Mr. Solomons does; Miss Stein does not. “Well, it begins rather strangely. A chance observation—oh, hang it, I’ve forgotten exactly.” He abruptly pushes back his chair and strides out of the room. Peggy has not taken her eyes off the young woman across from her, and tells her now, “You needn’t worry about boring us. We are used to intellectual conversations. Except Aleck.” With her elbow, she indicates the small boy next to her. “He used to be called Francis Tweedy, but now he’s Aleck.”
“Was not!” says the boy.
“You were, too! You just don’t remember.”
From the head of the table, Alice scans the faces, mentally making a place for her dead boy. In her mind there are always five children, not four. Herman would be ten now, filling in the gap between Billy and Peggy.
To get Peggy to close her mouth, she says, “Peggy, dear, do eat your asparagus.”
All the Jameses have beautiful voices, Miss Stein notices. She feels as if she were dining with the gods on Mt. Olympus.
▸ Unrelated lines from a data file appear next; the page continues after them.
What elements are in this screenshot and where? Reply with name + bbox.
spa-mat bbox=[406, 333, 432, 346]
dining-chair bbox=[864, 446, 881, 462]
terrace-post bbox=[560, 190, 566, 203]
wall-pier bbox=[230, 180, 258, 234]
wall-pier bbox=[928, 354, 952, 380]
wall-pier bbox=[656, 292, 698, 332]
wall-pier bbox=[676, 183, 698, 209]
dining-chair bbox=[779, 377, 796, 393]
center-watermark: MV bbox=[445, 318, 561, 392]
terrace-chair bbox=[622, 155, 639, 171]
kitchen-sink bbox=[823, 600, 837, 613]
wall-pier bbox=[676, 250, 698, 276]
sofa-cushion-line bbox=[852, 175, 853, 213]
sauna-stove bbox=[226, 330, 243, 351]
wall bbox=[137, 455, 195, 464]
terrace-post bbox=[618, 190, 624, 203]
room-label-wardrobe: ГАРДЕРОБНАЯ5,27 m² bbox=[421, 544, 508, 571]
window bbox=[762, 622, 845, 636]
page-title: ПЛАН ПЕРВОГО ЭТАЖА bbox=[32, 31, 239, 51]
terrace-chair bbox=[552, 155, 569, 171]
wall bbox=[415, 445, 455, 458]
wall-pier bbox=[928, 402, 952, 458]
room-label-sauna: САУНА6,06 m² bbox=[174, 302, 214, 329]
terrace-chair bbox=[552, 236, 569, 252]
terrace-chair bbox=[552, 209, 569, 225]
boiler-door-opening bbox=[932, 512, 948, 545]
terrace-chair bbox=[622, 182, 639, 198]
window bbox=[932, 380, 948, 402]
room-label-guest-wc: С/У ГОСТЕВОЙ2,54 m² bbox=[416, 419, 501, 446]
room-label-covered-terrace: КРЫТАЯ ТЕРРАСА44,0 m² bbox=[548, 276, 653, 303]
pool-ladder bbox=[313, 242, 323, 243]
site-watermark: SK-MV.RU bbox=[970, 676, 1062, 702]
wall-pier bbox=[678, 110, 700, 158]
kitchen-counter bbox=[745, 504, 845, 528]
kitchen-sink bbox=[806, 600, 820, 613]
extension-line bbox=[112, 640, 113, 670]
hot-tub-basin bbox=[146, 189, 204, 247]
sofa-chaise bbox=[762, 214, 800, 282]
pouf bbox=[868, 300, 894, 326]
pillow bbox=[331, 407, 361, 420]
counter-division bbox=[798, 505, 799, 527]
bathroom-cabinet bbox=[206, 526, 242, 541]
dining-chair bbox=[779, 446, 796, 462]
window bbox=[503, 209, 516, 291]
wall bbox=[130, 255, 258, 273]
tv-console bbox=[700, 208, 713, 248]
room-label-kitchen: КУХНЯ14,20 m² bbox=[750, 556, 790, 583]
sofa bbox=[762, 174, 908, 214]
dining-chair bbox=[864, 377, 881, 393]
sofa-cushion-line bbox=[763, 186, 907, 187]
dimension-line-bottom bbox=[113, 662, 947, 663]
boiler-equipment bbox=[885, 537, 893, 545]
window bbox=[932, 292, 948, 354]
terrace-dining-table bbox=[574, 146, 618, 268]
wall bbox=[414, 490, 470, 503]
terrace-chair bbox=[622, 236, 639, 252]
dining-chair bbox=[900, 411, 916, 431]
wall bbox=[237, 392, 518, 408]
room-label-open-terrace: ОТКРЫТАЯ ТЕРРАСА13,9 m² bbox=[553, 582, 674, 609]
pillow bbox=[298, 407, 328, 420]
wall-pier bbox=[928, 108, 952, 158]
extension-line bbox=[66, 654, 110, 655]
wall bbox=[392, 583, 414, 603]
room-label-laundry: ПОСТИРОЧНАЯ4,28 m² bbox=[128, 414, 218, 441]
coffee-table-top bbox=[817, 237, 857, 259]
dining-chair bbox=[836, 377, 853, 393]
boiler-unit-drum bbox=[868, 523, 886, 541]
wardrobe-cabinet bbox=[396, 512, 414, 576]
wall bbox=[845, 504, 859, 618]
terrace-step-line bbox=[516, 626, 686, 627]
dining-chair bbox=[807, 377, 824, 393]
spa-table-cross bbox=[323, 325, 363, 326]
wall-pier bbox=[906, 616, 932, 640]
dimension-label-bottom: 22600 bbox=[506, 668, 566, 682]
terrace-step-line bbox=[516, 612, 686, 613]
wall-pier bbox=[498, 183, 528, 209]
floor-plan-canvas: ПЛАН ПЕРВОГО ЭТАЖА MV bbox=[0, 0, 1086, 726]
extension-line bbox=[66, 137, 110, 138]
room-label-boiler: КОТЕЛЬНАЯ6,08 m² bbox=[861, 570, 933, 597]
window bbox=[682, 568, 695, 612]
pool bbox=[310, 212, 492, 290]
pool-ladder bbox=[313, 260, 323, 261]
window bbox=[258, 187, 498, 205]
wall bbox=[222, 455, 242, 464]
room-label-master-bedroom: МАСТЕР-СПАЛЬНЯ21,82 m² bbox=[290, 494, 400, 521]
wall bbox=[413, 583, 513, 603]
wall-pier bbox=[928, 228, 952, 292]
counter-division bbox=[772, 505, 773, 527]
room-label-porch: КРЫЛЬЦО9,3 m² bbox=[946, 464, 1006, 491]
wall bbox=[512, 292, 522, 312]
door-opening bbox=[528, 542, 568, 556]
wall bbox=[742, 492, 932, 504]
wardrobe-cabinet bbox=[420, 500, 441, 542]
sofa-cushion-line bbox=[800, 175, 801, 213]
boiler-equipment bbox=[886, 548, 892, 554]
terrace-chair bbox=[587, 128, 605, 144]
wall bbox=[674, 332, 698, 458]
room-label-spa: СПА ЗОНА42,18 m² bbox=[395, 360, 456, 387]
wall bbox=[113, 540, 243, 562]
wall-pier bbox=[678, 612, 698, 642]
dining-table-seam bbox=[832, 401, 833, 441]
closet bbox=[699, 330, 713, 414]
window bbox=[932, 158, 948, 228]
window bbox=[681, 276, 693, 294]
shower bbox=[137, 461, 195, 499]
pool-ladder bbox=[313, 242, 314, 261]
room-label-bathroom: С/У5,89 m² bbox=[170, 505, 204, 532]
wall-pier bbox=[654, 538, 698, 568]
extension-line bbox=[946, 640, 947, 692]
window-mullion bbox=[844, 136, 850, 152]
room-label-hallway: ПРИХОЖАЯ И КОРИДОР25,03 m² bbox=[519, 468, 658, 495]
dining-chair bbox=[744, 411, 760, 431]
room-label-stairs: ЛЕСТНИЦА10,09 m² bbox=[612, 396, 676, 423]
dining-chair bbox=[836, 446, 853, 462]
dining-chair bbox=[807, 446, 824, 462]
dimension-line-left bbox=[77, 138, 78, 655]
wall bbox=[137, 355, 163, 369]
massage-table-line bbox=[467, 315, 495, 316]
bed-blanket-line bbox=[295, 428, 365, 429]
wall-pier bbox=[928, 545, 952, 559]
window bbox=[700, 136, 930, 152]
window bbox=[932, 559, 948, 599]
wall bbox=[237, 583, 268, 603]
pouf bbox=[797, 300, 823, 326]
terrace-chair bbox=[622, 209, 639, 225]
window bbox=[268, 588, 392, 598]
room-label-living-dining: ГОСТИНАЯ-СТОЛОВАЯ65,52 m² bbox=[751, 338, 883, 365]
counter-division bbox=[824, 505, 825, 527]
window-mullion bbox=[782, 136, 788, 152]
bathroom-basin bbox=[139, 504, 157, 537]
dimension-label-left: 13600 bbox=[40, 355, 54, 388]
“It’s too . . . stringy,” Peggy says. “I wish I did meet Aunt Alice. Now I’ll have to wait until I die, and that will be a long, long time.” She heaves a dramatic, world-weary sigh.
“You don’t know that, Peggy,” smirks Billy, across the table. “You could be dead as a doornail tomorrow, and we’d have to talk to you through Mrs. Piper.” He rolls his eyes up in his head, fluttering his eyelids, and drones in a low voice. I am Peeeeeggggy Jaaaaames. Reeeecently deceeeeeased.